Begitu mereka hampir mencapai helikopter, suara berat menggema dari kegelapan.
“Mau ke mana kalian?” seru seorang pria, muncul bersama beberapa anak buah bersenjata.
Wajah Anya menegang. “Aku tidak akan kembali padanya! Katakan pada Tuan Steve aku lebih memilih mati!”
Kapten Joseph menunduk sedikit, berbisik cepat, “Begitu kami mulai menyerang, kalian lari sekencang mungkin ke helikopter. Begitu kalian naik, pilot akan langsung terbang. Itu helikopter anti-peluru gunakan kesempatan itu.”
Roger menggenggam tangan istrinya kuat-kuat. “Kita lakukan ini bersama.”
Dalam hitungan detik, suara tembakan pertama meledak.
Dor! Dor! Dor!
Kapten Joseph dan timnya menahan serangan, memberi waktu bagi Roger dan Anya untuk berlari.

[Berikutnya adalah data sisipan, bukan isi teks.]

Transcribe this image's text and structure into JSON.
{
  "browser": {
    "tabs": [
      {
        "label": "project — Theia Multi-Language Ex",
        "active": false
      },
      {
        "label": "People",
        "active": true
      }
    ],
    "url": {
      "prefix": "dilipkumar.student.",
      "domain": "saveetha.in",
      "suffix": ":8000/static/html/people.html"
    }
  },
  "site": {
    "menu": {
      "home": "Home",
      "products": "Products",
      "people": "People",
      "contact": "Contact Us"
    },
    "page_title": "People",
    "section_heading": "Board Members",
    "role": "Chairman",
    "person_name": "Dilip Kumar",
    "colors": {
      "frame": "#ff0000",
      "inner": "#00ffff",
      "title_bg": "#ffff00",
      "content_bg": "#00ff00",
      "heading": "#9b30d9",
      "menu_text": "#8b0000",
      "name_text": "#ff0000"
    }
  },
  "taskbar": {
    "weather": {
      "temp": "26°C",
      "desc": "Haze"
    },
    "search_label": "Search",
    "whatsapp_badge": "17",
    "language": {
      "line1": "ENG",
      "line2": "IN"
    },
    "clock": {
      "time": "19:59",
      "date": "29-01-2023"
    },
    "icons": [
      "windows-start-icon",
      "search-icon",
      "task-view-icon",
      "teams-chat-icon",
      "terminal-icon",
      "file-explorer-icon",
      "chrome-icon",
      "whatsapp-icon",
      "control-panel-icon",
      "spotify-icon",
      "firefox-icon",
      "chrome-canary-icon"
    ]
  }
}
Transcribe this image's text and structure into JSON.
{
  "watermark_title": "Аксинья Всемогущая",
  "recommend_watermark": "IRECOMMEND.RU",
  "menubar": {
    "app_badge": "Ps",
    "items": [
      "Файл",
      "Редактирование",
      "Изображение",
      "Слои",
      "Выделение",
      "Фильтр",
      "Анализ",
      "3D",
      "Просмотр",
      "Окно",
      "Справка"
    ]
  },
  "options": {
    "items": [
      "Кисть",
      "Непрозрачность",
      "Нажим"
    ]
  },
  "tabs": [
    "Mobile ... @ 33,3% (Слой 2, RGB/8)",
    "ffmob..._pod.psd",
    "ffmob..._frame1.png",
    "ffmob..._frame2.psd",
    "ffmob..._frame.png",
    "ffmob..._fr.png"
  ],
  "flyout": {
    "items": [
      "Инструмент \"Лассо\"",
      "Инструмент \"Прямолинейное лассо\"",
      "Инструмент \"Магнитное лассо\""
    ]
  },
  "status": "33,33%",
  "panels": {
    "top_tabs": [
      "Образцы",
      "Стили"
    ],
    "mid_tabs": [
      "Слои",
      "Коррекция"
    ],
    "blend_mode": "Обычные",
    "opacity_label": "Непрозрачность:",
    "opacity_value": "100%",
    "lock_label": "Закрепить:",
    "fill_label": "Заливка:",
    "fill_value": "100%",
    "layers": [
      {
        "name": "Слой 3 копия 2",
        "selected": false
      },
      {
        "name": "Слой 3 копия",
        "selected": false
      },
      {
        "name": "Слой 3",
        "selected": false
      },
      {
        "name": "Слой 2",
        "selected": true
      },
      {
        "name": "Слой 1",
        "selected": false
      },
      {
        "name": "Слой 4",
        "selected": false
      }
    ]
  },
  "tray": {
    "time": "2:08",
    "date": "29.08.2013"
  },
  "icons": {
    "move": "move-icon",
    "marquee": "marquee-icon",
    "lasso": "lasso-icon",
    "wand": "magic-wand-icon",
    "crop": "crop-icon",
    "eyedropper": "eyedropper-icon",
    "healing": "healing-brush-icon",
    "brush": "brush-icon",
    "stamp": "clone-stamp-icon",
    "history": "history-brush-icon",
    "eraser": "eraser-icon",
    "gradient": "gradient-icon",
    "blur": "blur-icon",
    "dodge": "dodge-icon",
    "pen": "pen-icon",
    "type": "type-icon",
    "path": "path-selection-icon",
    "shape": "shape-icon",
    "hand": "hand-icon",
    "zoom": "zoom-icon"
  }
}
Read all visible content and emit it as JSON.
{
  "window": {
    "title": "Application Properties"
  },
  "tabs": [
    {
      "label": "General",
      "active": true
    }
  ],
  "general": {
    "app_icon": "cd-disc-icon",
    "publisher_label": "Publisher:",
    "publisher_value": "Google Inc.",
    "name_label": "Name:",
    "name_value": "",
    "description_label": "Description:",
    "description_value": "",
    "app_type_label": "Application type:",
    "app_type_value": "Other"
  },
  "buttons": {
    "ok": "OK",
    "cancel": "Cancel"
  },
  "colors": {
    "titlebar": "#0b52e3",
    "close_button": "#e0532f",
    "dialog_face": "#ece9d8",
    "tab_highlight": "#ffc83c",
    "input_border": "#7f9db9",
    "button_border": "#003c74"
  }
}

Mereka berdua berlari menembus hujan peluru menuju helikopter namun dari sisi lain, salah satu musuh mengangkat senjatanya, tersenyum kejam.
“Tidak akan kubiarkan kalian lolos,” katanya dingin lalu menarik pelatuk.
Dor! Dor!
Suara tembakan itu menggema di antara deru baling-baling helikopter dan malam yang mencekam.